Steak and BJ Day was invented by Tom Birdsey, may he live forever, and may the gods eternally bless his fate. Men everywhere should build shrines and worship this man, who has been so kind as to bless us with a day devoted entirely to devouring massive hunks of cowflesh and having one's member gobbled. Truly, he is a saint among swine, and deserving of the highest accolades in the worlds beyond.
Seriously though, Steak and BJ Day was invented as a response to Valentine's Day, a day in which men get the 'privilege' of showing their affection for their significant other by spending ludicrous amounts of time, money, and effort in showering them in gifts, dinners, shows, and various other things to show them just how special they are to us.
Isn't it about time that there was a day just like that, but devoted to having the ladies show men just how much they appreciate them? Thanks to Steak and BJ Day, this dream has finally come true.
And look how easy it is! Since we're really only one of two things, the formula for showing us that appreciation is really very simple.
First: FOOD! Not any of that new-age healthy co-op market crap, either. Just give us a big hunk of cow. Preferably still bleeding.
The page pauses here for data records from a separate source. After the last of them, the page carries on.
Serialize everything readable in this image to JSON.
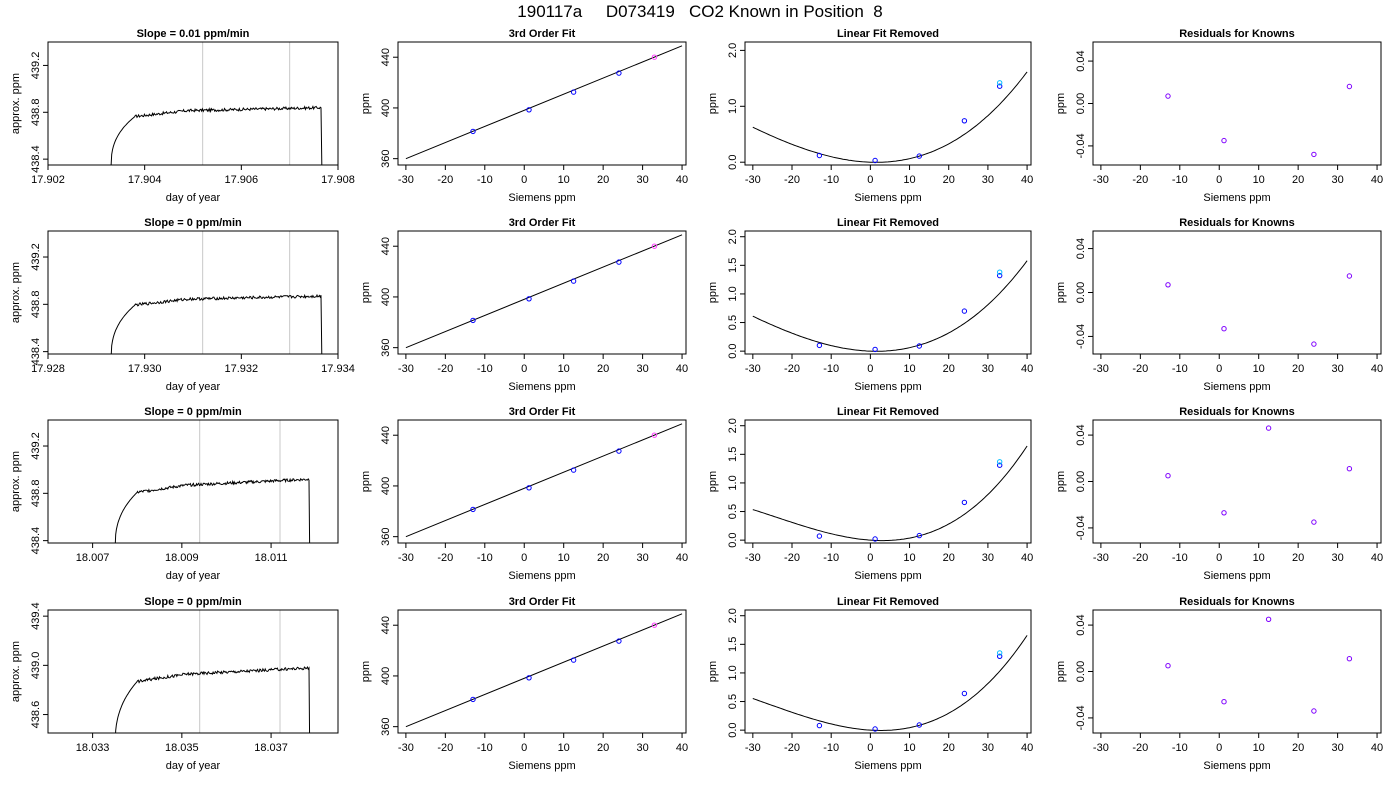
{
  "page": {
    "title": "190117a     D073419   CO2 Known in Position  8"
  },
  "chart_data": [
    {
      "type": "line",
      "title": "Slope =  0.01  ppm/min",
      "xlabel": "day of year",
      "ylabel": "approx. ppm",
      "xlim": [
        17.902,
        17.908
      ],
      "ylim": [
        438.35,
        439.4
      ],
      "xticks": [
        "17.902",
        "17.904",
        "17.906",
        "17.908"
      ],
      "xtick_values": [
        17.902,
        17.904,
        17.906,
        17.908
      ],
      "yticks": [
        "438.4",
        "438.8",
        "439.2"
      ],
      "ytick_values": [
        438.4,
        438.8,
        439.2
      ],
      "vlines": [
        17.9052,
        17.907
      ],
      "trace": {
        "start": 17.9033,
        "end": 17.9077,
        "rise_end": 17.9038,
        "plateau_start": 438.8,
        "plateau_end": 438.84,
        "floor": 438.3,
        "noise": 0.012
      },
      "color": "#000000"
    },
    {
      "type": "scatter",
      "title": "3rd Order Fit",
      "xlabel": "Siemens ppm",
      "ylabel": "ppm",
      "xlim": [
        -32,
        41
      ],
      "ylim": [
        355,
        452
      ],
      "xticks": [
        "-30",
        "-20",
        "-10",
        "0",
        "10",
        "20",
        "30",
        "40"
      ],
      "xtick_values": [
        -30,
        -20,
        -10,
        0,
        10,
        20,
        30,
        40
      ],
      "yticks": [
        "360",
        "400",
        "440"
      ],
      "ytick_values": [
        360,
        400,
        440
      ],
      "points": [
        [
          -13,
          381.5
        ],
        [
          1.2,
          398.5
        ],
        [
          12.5,
          412.5
        ],
        [
          24,
          427.5
        ],
        [
          33,
          440
        ]
      ],
      "curve": {
        "type": "linear",
        "x0": -30,
        "y0": 360,
        "x1": 40,
        "y1": 449
      },
      "color": "#0000ff"
    },
    {
      "type": "scatter",
      "title": "Linear Fit Removed",
      "xlabel": "Siemens ppm",
      "ylabel": "ppm",
      "xlim": [
        -32,
        41
      ],
      "ylim": [
        -0.05,
        2.15
      ],
      "xticks": [
        "-30",
        "-20",
        "-10",
        "0",
        "10",
        "20",
        "30",
        "40"
      ],
      "xtick_values": [
        -30,
        -20,
        -10,
        0,
        10,
        20,
        30,
        40
      ],
      "yticks": [
        "0.0",
        "1.0",
        "2.0"
      ],
      "ytick_values": [
        0,
        1,
        2
      ],
      "points": [
        [
          -13,
          0.12
        ],
        [
          1.2,
          0.03
        ],
        [
          12.5,
          0.11
        ],
        [
          24,
          0.74
        ],
        [
          33,
          1.36
        ],
        [
          33,
          1.42
        ]
      ],
      "curve": {
        "type": "cubic",
        "coef": [
          0,
          -0.0024,
          0.00081,
          6.5e-06
        ]
      },
      "color": "#0000ff"
    },
    {
      "type": "scatter",
      "title": "Residuals for Knowns",
      "xlabel": "Siemens ppm",
      "ylabel": "ppm",
      "xlim": [
        -32,
        41
      ],
      "ylim": [
        -0.058,
        0.058
      ],
      "xticks": [
        "-30",
        "-20",
        "-10",
        "0",
        "10",
        "20",
        "30",
        "40"
      ],
      "xtick_values": [
        -30,
        -20,
        -10,
        0,
        10,
        20,
        30,
        40
      ],
      "yticks": [
        "-0.04",
        "0.00",
        "0.04"
      ],
      "ytick_values": [
        -0.04,
        0,
        0.04
      ],
      "points": [
        [
          -13,
          0.007
        ],
        [
          1.2,
          -0.035
        ],
        [
          24,
          -0.048
        ],
        [
          33,
          0.016
        ]
      ],
      "color": "#7f00ff"
    },
    {
      "type": "line",
      "title": "Slope =  0  ppm/min",
      "xlabel": "day of year",
      "ylabel": "approx. ppm",
      "xlim": [
        17.928,
        17.934
      ],
      "ylim": [
        438.38,
        439.42
      ],
      "xticks": [
        "17.928",
        "17.930",
        "17.932",
        "17.934"
      ],
      "xtick_values": [
        17.928,
        17.93,
        17.932,
        17.934
      ],
      "yticks": [
        "438.4",
        "438.8",
        "439.2"
      ],
      "ytick_values": [
        438.4,
        438.8,
        439.2
      ],
      "vlines": [
        17.9312,
        17.933
      ],
      "trace": {
        "start": 17.9293,
        "end": 17.9337,
        "rise_end": 17.9298,
        "plateau_start": 438.83,
        "plateau_end": 438.87,
        "floor": 438.3,
        "noise": 0.012
      },
      "color": "#000000"
    },
    {
      "type": "scatter",
      "title": "3rd Order Fit",
      "xlabel": "Siemens ppm",
      "ylabel": "ppm",
      "xlim": [
        -32,
        41
      ],
      "ylim": [
        355,
        452
      ],
      "xticks": [
        "-30",
        "-20",
        "-10",
        "0",
        "10",
        "20",
        "30",
        "40"
      ],
      "xtick_values": [
        -30,
        -20,
        -10,
        0,
        10,
        20,
        30,
        40
      ],
      "yticks": [
        "360",
        "400",
        "440"
      ],
      "ytick_values": [
        360,
        400,
        440
      ],
      "points": [
        [
          -13,
          381.5
        ],
        [
          1.2,
          398.5
        ],
        [
          12.5,
          412.5
        ],
        [
          24,
          427.5
        ],
        [
          33,
          440
        ]
      ],
      "curve": {
        "type": "linear",
        "x0": -30,
        "y0": 360,
        "x1": 40,
        "y1": 449
      },
      "color": "#0000ff"
    },
    {
      "type": "scatter",
      "title": "Linear Fit Removed",
      "xlabel": "Siemens ppm",
      "ylabel": "ppm",
      "xlim": [
        -32,
        41
      ],
      "ylim": [
        -0.05,
        2.1
      ],
      "xticks": [
        "-30",
        "-20",
        "-10",
        "0",
        "10",
        "20",
        "30",
        "40"
      ],
      "xtick_values": [
        -30,
        -20,
        -10,
        0,
        10,
        20,
        30,
        40
      ],
      "yticks": [
        "0.0",
        "0.5",
        "1.0",
        "1.5",
        "2.0"
      ],
      "ytick_values": [
        0,
        0.5,
        1,
        1.5,
        2
      ],
      "points": [
        [
          -13,
          0.1
        ],
        [
          1.2,
          0.03
        ],
        [
          12.5,
          0.09
        ],
        [
          24,
          0.7
        ],
        [
          33,
          1.32
        ],
        [
          33,
          1.38
        ]
      ],
      "curve": {
        "type": "cubic",
        "coef": [
          0,
          -0.0025,
          0.00079,
          6.5e-06
        ]
      },
      "color": "#0000ff"
    },
    {
      "type": "scatter",
      "title": "Residuals for Knowns",
      "xlabel": "Siemens ppm",
      "ylabel": "ppm",
      "xlim": [
        -32,
        41
      ],
      "ylim": [
        -0.056,
        0.056
      ],
      "xticks": [
        "-30",
        "-20",
        "-10",
        "0",
        "10",
        "20",
        "30",
        "40"
      ],
      "xtick_values": [
        -30,
        -20,
        -10,
        0,
        10,
        20,
        30,
        40
      ],
      "yticks": [
        "-0.04",
        "0.00",
        "0.04"
      ],
      "ytick_values": [
        -0.04,
        0,
        0.04
      ],
      "points": [
        [
          -13,
          0.007
        ],
        [
          1.2,
          -0.033
        ],
        [
          24,
          -0.047
        ],
        [
          33,
          0.015
        ]
      ],
      "color": "#7f00ff"
    },
    {
      "type": "line",
      "title": "Slope =  0  ppm/min",
      "xlabel": "day of year",
      "ylabel": "approx. ppm",
      "xlim": [
        18.006,
        18.0125
      ],
      "ylim": [
        438.38,
        439.42
      ],
      "xticks": [
        "18.007",
        "18.009",
        "18.011"
      ],
      "xtick_values": [
        18.007,
        18.009,
        18.011
      ],
      "yticks": [
        "438.4",
        "438.8",
        "439.2"
      ],
      "ytick_values": [
        438.4,
        438.8,
        439.2
      ],
      "vlines": [
        18.0094,
        18.0112
      ],
      "trace": {
        "start": 18.0075,
        "end": 18.0119,
        "rise_end": 18.008,
        "plateau_start": 438.84,
        "plateau_end": 438.92,
        "floor": 438.3,
        "noise": 0.012
      },
      "color": "#000000"
    },
    {
      "type": "scatter",
      "title": "3rd Order Fit",
      "xlabel": "Siemens ppm",
      "ylabel": "ppm",
      "xlim": [
        -32,
        41
      ],
      "ylim": [
        355,
        452
      ],
      "xticks": [
        "-30",
        "-20",
        "-10",
        "0",
        "10",
        "20",
        "30",
        "40"
      ],
      "xtick_values": [
        -30,
        -20,
        -10,
        0,
        10,
        20,
        30,
        40
      ],
      "yticks": [
        "360",
        "400",
        "440"
      ],
      "ytick_values": [
        360,
        400,
        440
      ],
      "points": [
        [
          -13,
          381.5
        ],
        [
          1.2,
          398.5
        ],
        [
          12.5,
          412.5
        ],
        [
          24,
          427.5
        ],
        [
          33,
          440
        ]
      ],
      "curve": {
        "type": "linear",
        "x0": -30,
        "y0": 360,
        "x1": 40,
        "y1": 449
      },
      "color": "#0000ff"
    },
    {
      "type": "scatter",
      "title": "Linear Fit Removed",
      "xlabel": "Siemens ppm",
      "ylabel": "ppm",
      "xlim": [
        -32,
        41
      ],
      "ylim": [
        -0.05,
        2.1
      ],
      "xticks": [
        "-30",
        "-20",
        "-10",
        "0",
        "10",
        "20",
        "30",
        "40"
      ],
      "xtick_values": [
        -30,
        -20,
        -10,
        0,
        10,
        20,
        30,
        40
      ],
      "yticks": [
        "0.0",
        "0.5",
        "1.0",
        "1.5",
        "2.0"
      ],
      "ytick_values": [
        0,
        0.5,
        1,
        1.5,
        2
      ],
      "points": [
        [
          -13,
          0.07
        ],
        [
          1.2,
          0.02
        ],
        [
          12.5,
          0.08
        ],
        [
          24,
          0.66
        ],
        [
          33,
          1.31
        ],
        [
          33,
          1.37
        ]
      ],
      "curve": {
        "type": "cubic",
        "coef": [
          0,
          -0.0048,
          0.00074,
          1.02e-05
        ]
      },
      "color": "#0000ff"
    },
    {
      "type": "scatter",
      "title": "Residuals for Knowns",
      "xlabel": "Siemens ppm",
      "ylabel": "ppm",
      "xlim": [
        -32,
        41
      ],
      "ylim": [
        -0.053,
        0.053
      ],
      "xticks": [
        "-30",
        "-20",
        "-10",
        "0",
        "10",
        "20",
        "30",
        "40"
      ],
      "xtick_values": [
        -30,
        -20,
        -10,
        0,
        10,
        20,
        30,
        40
      ],
      "yticks": [
        "-0.04",
        "0.00",
        "0.04"
      ],
      "ytick_values": [
        -0.04,
        0,
        0.04
      ],
      "points": [
        [
          -13,
          0.005
        ],
        [
          1.2,
          -0.027
        ],
        [
          12.5,
          0.046
        ],
        [
          24,
          -0.035
        ],
        [
          33,
          0.011
        ]
      ],
      "color": "#7f00ff"
    },
    {
      "type": "line",
      "title": "Slope =  0  ppm/min",
      "xlabel": "day of year",
      "ylabel": "approx. ppm",
      "xlim": [
        18.032,
        18.0385
      ],
      "ylim": [
        438.45,
        439.45
      ],
      "xticks": [
        "18.033",
        "18.035",
        "18.037"
      ],
      "xtick_values": [
        18.033,
        18.035,
        18.037
      ],
      "yticks": [
        "438.6",
        "439.0",
        "439.4"
      ],
      "ytick_values": [
        438.6,
        439.0,
        439.4
      ],
      "vlines": [
        18.0354,
        18.0372
      ],
      "trace": {
        "start": 18.0335,
        "end": 18.0379,
        "rise_end": 18.034,
        "plateau_start": 438.9,
        "plateau_end": 438.98,
        "floor": 438.3,
        "noise": 0.012
      },
      "color": "#000000"
    },
    {
      "type": "scatter",
      "title": "3rd Order Fit",
      "xlabel": "Siemens ppm",
      "ylabel": "ppm",
      "xlim": [
        -32,
        41
      ],
      "ylim": [
        355,
        452
      ],
      "xticks": [
        "-30",
        "-20",
        "-10",
        "0",
        "10",
        "20",
        "30",
        "40"
      ],
      "xtick_values": [
        -30,
        -20,
        -10,
        0,
        10,
        20,
        30,
        40
      ],
      "yticks": [
        "360",
        "400",
        "440"
      ],
      "ytick_values": [
        360,
        400,
        440
      ],
      "points": [
        [
          -13,
          381.5
        ],
        [
          1.2,
          398.5
        ],
        [
          12.5,
          412.5
        ],
        [
          24,
          427.5
        ],
        [
          33,
          440
        ]
      ],
      "curve": {
        "type": "linear",
        "x0": -30,
        "y0": 360,
        "x1": 40,
        "y1": 449
      },
      "color": "#0000ff"
    },
    {
      "type": "scatter",
      "title": "Linear Fit Removed",
      "xlabel": "Siemens ppm",
      "ylabel": "ppm",
      "xlim": [
        -32,
        41
      ],
      "ylim": [
        -0.05,
        2.1
      ],
      "xticks": [
        "-30",
        "-20",
        "-10",
        "0",
        "10",
        "20",
        "30",
        "40"
      ],
      "xtick_values": [
        -30,
        -20,
        -10,
        0,
        10,
        20,
        30,
        40
      ],
      "yticks": [
        "0.0",
        "0.5",
        "1.0",
        "1.5",
        "2.0"
      ],
      "ytick_values": [
        0,
        0.5,
        1,
        1.5,
        2
      ],
      "points": [
        [
          -13,
          0.08
        ],
        [
          1.2,
          0.02
        ],
        [
          12.5,
          0.09
        ],
        [
          24,
          0.64
        ],
        [
          33,
          1.29
        ],
        [
          33,
          1.35
        ]
      ],
      "curve": {
        "type": "cubic",
        "coef": [
          0,
          -0.0042,
          0.00076,
          9.5e-06
        ]
      },
      "color": "#0000ff"
    },
    {
      "type": "scatter",
      "title": "Residuals for Knowns",
      "xlabel": "Siemens ppm",
      "ylabel": "ppm",
      "xlim": [
        -32,
        41
      ],
      "ylim": [
        -0.053,
        0.053
      ],
      "xticks": [
        "-30",
        "-20",
        "-10",
        "0",
        "10",
        "20",
        "30",
        "40"
      ],
      "xtick_values": [
        -30,
        -20,
        -10,
        0,
        10,
        20,
        30,
        40
      ],
      "yticks": [
        "-0.04",
        "0.00",
        "0.04"
      ],
      "ytick_values": [
        -0.04,
        0,
        0.04
      ],
      "points": [
        [
          -13,
          0.005
        ],
        [
          1.2,
          -0.026
        ],
        [
          12.5,
          0.045
        ],
        [
          24,
          -0.034
        ],
        [
          33,
          0.011
        ]
      ],
      "color": "#7f00ff"
    }
  ]
}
The napkin will be unnecessary, thanks, that's what the backs of our arms are for.
I think the second part does not require any further explanation from me.
Best thing is: It's a win-win situation! Just think, ladies, of just how hard your man will try to please you on February 14th just at the *thought* of the rewards he will be receiving on his special day. There's no way to lose, unless you have difficulty suppressing your gag reflex.
March 14th is, in short: Best. Holiday. EVAR!
CRAP! It is Lent. Oh well, the second half makes a great consolation prize.